Mercredi 21 avril 1999

Témoigner de Dieu le Père dans le dialogue interreligieux 

   

Lecture: Ac 17, 22-23. 28 

1. «Un seul Dieu et Père de tous, qui est au-dessus de tous, par tous et en tous» (Ep 4, 6). 

A la lumière de ces paroles de la Lettre de l'Apôtre Paul aux chrétiens d'Ephèse, nous voulons aujourd'hui réfléchir sur la façon de témoigner de Dieu le Père dans le dialogue avec tous les hommes de différentes confessions religieuses. 

Au cours de cette réflexion, nous aurons deux points de référence: le Concile Vatican II, avec la Déclaration Nostra ætate sur les «Relations de l'Eglise avec les religions non-chrétiennes» et l'objectif désormais proche du grand Jubilé. 

La Déclaration Nostra ætate a jeté les bases d'un nouveau style, celui du dialogue, dans la relation de l'Eglise avec les diverses religions. 
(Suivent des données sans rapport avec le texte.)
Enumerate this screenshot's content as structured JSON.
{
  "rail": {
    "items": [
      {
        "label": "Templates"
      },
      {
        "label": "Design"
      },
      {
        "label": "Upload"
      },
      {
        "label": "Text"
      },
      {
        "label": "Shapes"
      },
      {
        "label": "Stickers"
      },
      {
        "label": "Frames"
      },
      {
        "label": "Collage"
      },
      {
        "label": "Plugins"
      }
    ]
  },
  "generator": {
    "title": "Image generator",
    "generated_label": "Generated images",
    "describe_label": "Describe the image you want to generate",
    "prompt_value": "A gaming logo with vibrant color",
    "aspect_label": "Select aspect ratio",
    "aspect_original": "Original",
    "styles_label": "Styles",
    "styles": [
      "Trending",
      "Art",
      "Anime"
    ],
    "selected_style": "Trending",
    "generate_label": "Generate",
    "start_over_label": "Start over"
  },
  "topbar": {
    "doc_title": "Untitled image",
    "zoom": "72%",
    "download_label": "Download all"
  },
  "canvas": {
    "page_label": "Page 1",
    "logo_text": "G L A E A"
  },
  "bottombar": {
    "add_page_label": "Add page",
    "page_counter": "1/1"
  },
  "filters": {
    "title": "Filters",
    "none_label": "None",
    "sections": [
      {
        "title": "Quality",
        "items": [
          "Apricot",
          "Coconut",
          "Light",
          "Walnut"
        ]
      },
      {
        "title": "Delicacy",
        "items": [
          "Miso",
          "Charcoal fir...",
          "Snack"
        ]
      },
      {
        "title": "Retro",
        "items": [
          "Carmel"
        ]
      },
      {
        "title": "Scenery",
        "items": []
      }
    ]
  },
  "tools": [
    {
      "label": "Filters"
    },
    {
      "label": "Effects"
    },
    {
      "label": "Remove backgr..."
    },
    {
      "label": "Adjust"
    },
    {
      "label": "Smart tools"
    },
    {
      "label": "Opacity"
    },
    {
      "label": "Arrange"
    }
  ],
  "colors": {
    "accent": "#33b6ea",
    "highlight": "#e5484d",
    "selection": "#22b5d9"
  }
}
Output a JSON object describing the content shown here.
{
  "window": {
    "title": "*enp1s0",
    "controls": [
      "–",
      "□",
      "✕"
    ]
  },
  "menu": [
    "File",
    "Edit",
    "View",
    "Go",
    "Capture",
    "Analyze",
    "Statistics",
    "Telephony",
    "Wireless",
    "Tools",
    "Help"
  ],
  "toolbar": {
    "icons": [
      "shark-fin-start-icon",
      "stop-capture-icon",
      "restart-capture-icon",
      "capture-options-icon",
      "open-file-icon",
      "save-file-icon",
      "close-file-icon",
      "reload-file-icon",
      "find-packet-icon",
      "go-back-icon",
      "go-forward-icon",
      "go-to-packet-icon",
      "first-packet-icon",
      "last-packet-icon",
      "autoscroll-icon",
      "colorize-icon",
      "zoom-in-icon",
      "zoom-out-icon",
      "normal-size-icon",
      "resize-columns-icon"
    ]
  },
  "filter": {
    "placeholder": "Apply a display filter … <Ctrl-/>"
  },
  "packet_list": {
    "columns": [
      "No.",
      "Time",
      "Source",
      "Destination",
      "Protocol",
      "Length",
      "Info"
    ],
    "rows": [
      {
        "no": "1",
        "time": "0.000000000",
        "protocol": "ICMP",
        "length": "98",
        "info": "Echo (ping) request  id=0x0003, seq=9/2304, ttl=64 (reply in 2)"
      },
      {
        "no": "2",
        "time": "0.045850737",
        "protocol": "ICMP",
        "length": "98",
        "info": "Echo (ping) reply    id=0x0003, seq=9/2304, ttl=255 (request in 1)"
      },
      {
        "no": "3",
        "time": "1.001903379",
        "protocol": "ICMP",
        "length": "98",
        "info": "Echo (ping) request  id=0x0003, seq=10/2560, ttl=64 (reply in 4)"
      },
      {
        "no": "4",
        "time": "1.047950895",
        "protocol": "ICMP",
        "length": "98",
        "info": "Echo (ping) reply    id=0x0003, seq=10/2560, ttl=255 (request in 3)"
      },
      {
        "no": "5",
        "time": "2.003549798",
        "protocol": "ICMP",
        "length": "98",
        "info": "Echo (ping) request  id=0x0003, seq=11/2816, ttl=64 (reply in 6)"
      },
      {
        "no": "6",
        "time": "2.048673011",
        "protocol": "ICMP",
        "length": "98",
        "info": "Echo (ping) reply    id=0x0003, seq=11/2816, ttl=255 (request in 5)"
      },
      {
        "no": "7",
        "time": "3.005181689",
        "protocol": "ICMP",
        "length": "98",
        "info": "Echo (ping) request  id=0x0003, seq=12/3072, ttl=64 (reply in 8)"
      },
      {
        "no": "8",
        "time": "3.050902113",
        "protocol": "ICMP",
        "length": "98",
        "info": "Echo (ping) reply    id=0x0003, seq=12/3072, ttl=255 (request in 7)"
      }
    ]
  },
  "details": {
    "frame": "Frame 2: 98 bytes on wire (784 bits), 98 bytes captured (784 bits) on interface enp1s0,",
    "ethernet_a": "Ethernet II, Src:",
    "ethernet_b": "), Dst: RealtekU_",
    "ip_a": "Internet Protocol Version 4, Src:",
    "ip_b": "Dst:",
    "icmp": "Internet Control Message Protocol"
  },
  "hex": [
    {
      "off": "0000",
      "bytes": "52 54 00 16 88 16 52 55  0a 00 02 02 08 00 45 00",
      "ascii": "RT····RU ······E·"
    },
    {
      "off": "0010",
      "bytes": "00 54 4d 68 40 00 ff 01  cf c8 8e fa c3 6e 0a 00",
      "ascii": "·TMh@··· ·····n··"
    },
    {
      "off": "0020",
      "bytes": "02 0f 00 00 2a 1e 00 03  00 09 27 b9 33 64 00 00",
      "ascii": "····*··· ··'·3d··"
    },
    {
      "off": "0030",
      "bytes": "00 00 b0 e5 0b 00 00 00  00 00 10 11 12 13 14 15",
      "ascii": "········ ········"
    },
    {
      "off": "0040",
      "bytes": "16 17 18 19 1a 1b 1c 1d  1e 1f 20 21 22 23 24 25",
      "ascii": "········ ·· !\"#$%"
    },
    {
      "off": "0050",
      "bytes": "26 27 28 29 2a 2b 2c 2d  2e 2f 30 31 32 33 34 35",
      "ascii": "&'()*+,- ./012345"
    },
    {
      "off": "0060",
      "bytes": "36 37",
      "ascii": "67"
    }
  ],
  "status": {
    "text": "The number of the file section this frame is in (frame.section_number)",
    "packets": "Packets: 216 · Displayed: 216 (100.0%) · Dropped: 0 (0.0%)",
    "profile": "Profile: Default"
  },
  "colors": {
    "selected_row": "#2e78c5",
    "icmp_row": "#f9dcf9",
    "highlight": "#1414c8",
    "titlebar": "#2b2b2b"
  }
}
Pour sa part, le Jubilé de l'An 2000 représente une occasion privilégiée pour témoigner de ce style. Dans Tertio millennio adveniente, j'ai invité à approfondir, précisément en cette année consacrée au Père, le dialogue avec les grandes religions, également grâce à des rencontres dans des lieux significatifs (cf. n. 52-53). 

2. Dans l'Ecriture Sainte, le thème de l'unique Dieu par rapport à l'universalité des peuples qui cherchent le salut se développe progressivement, jusqu'au sommet de la pleine révélation en Christ. Le Dieu d'Israël, exprimé par le Tétragramme sacré, est le Dieu des patriarches, le Dieu apparu à Moïse dans le buisson ardent (cf. Ex 3) pour libérer Israël et le faire devenir le peuple de l'Alliance. Le livre de Josué nous rapporte le choix pour le Seigneur effectué à Sichem, où la grande assemblée du peuple choisit le Dieu qui s'est montré bienveillant et providentiel à son égard et abandonne tous les autres dieux (cf. Jos 24). 

Ce choix, dans la conscience religieuse de l'Ancien Testament, se précise toujours davantage dans le sens d'un monothéisme rigoureux et universaliste. Si le Seigneur, Dieu d'Israël, n'est pas un Dieu parmi tant d'autres, mais l'unique vrai Dieu, il en découle que c'est par lui que doivent être sauvés tous les peuples «jusqu'aux extrémités de la terre» (Is 49, 6). La volonté salvi- fique universelle transforme l'histoire humaine en un grand pèlerinage de peuples vers un seul centre, Jérusalem, sans que les différences ethnico-culturelles ne soient toutefois annulées (cf. Ap 7, 9). Le prophète Isaïe exprime de façon suggestive cette perspective à travers l'image d'une route qui relie l'Egypte à l'Assyrie, en soulignant que la bénédiction divine rassemble l'Israélien, l'Egyptien et l'Assyrien (cf. Is 19, 23-25). Chaque peuple, tout en conservant pleinement sa propre identité, est appelé à se convertir toujours plus à l'unique Dieu qui s'est révélé à Israël.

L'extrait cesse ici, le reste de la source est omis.